Inline delegates gebruiken
U kunt ook de Action<MicrosoftAzureCosmosSettings> configureSettings delegate doorgeven om enkele of alle opties inline in te stellen, bijvoorbeeld om tracering vanuit de code uit te schakelen.
builder.AddAzureCosmosClient(
"cosmos-db",
static settings => settings.DisableTracing = true);
U kunt de Microsoft.Azure.Cosmos.CosmosClientOptions ook instellen met behulp van de optionele parameter Action<CosmosClientOptions> configureClientOptions van de methode AddAzureCosmosClient. Als u bijvoorbeeld het achtervoegsel van de CosmosClientOptions.ApplicationName user-agent header wilt instellen voor alle verzoeken die door deze client worden gedaan:
builder.AddAzureCosmosClient(
"cosmosConnectionName",
configureClientOptions:
clientOptions => clientOptions.ApplicationName = "myapp");
integratie-gezondheidscontroles Client
De AspireCosmos DB-clientintegratie implementeert momenteel geen statuscontroles, maar dit kan in toekomstige releases veranderen.
Waarneembaarheid en telemetrie
Aspire Integraties stellen automatisch configuraties voor logboekregistratie, tracering en metrische gegevens in, die ook wel de pijlers van waarneembaarheid worden genoemd.
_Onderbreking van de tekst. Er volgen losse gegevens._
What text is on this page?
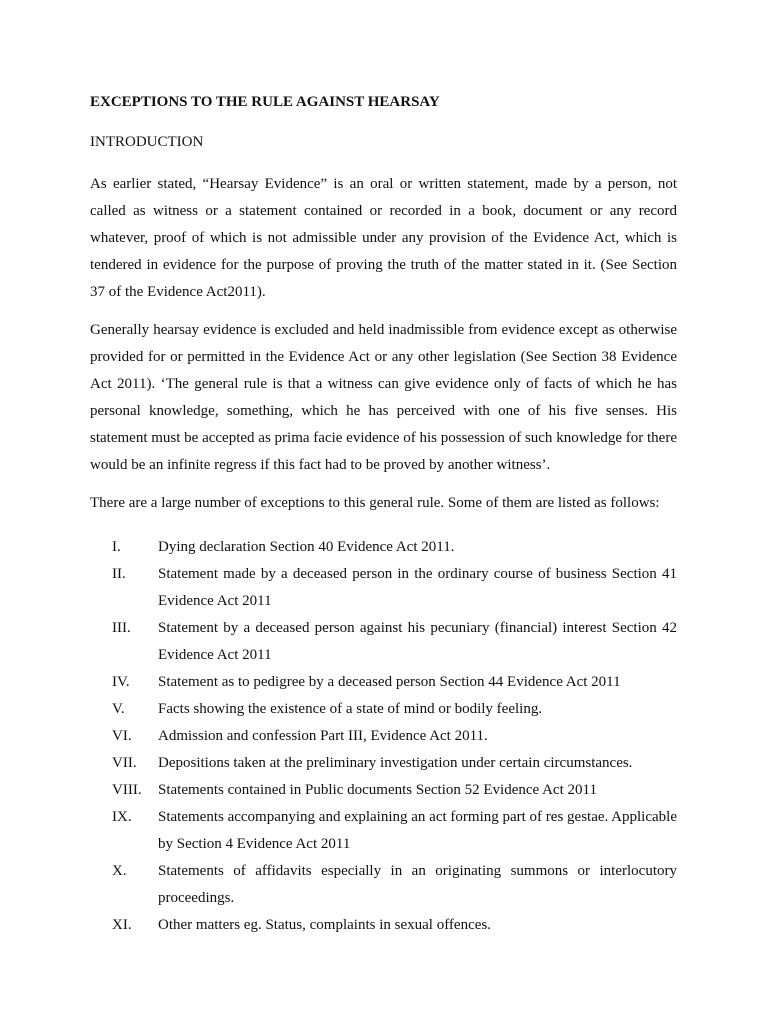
EXCEPTIONS TO THE RULE AGAINST HEARSAY

INTRODUCTION

As earlier stated, “Hearsay Evidence” is an oral or written statement, made by a person, not called as witness or a statement contained or recorded in a book, document or any record whatever, proof of which is not admissible under any provision of the Evidence Act, which is tendered in evidence for the purpose of proving the truth of the matter stated in it. (See Section 37 of the Evidence Act2011).

Generally hearsay evidence is excluded and held inadmissible from evidence except as otherwise provided for or permitted in the Evidence Act or any other legislation (See Section 38 Evidence Act 2011). ‘The general rule is that a witness can give evidence only of facts of which he has personal knowledge, something, which he has perceived with one of his five senses. His statement must be accepted as prima facie evidence of his possession of such knowledge for there would be an infinite regress if this fact had to be proved by another witness’.

There are a large number of exceptions to this general rule. Some of them are listed as follows:

I.	Dying declaration Section 40 Evidence Act 2011.
II.	Statement made by a deceased person in the ordinary course of business Section 41 Evidence Act 2011
III.	Statement by a deceased person against his pecuniary (financial) interest Section 42 Evidence Act 2011
IV.	Statement as to pedigree by a deceased person Section 44 Evidence Act 2011
V.	Facts showing the existence of a state of mind or bodily feeling.
VI.	Admission and confession Part III, Evidence Act 2011.
VII.	Depositions taken at the preliminary investigation under certain circumstances.
VIII.	Statements contained in Public documents Section 52 Evidence Act 2011
IX.	Statements accompanying and explaining an act forming part of res gestae. Applicable by Section 4 Evidence Act 2011
X.	Statements of affidavits especially in an originating summons or interlocutory proceedings.
XI.	Other matters eg. Status, complaints in sexual offences.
Zie het overzicht van integratieobserveerbaarheid en telemetrie voor meer informatie over integratieobserveerbaarheid en telemetrieAspire. Afhankelijk van de back-upservice ondersteunen sommige integraties mogelijk slechts enkele van deze functies. Sommige integraties ondersteunen bijvoorbeeld logboekregistratie en tracering, maar geen metrische gegevens. Telemetriefuncties kunnen ook worden uitgeschakeld met behulp van de technieken die worden weergegeven in de sectie Configuratie.
Loggen
De AspireAzure Cosmos DB-integratie maakt gebruik van de volgende logboekcategorieën:
Azure-Cosmos-Operation-Request-Diagnostics
Naast het ophalen van Azure Cosmos DB aanvraagdiagnose voor mislukte aanvragen, kunt u latentiedrempels configureren om te bepalen welke geslaagde Azure Cosmos DB aanvraagdiagnose wordt geregistreerd. De standaardwaarden zijn 100 ms voor puntbewerkingen en 500 ms voor niet-puntbewerkingen.
builder.AddAzureCosmosClient(
"cosmosConnectionName",
configureClientOptions:
clientOptions => {
clientOptions.CosmosClientTelemetryOptions = new()
{
CosmosThresholdOptions = new()
{
PointOperationLatencyThreshold = TimeSpan.FromMilliseconds(50),
NonPointOperationLatencyThreshold = TimeSpan.FromMilliseconds(300)
}
};
});
Traceren
De AspireAzure Cosmos DB-integratie verzendt de volgende traceringsactiviteiten met behulp van OpenTelemetry:
Azure.Cosmos.Operation
Op dit moment is AzureAzure Cosmos DB tracering in de preview-fase, dus moet u de experimentele schakelaar instellen om ervoor te zorgen dat sporen worden verzonden.
AppContext.SetSwitch("Azure.Experimental.EnableActivitySource", true);
Zie AzureAzure Cosmos DB SDK waarneembaarheid: Traceerkenmerkenvoor meer informatie.
Statistieken
De AspireAzure Cosmos DB-integratie biedt momenteel geen ondersteuning voor metrische gegevens vanwege beperkingen met de Azure SDK.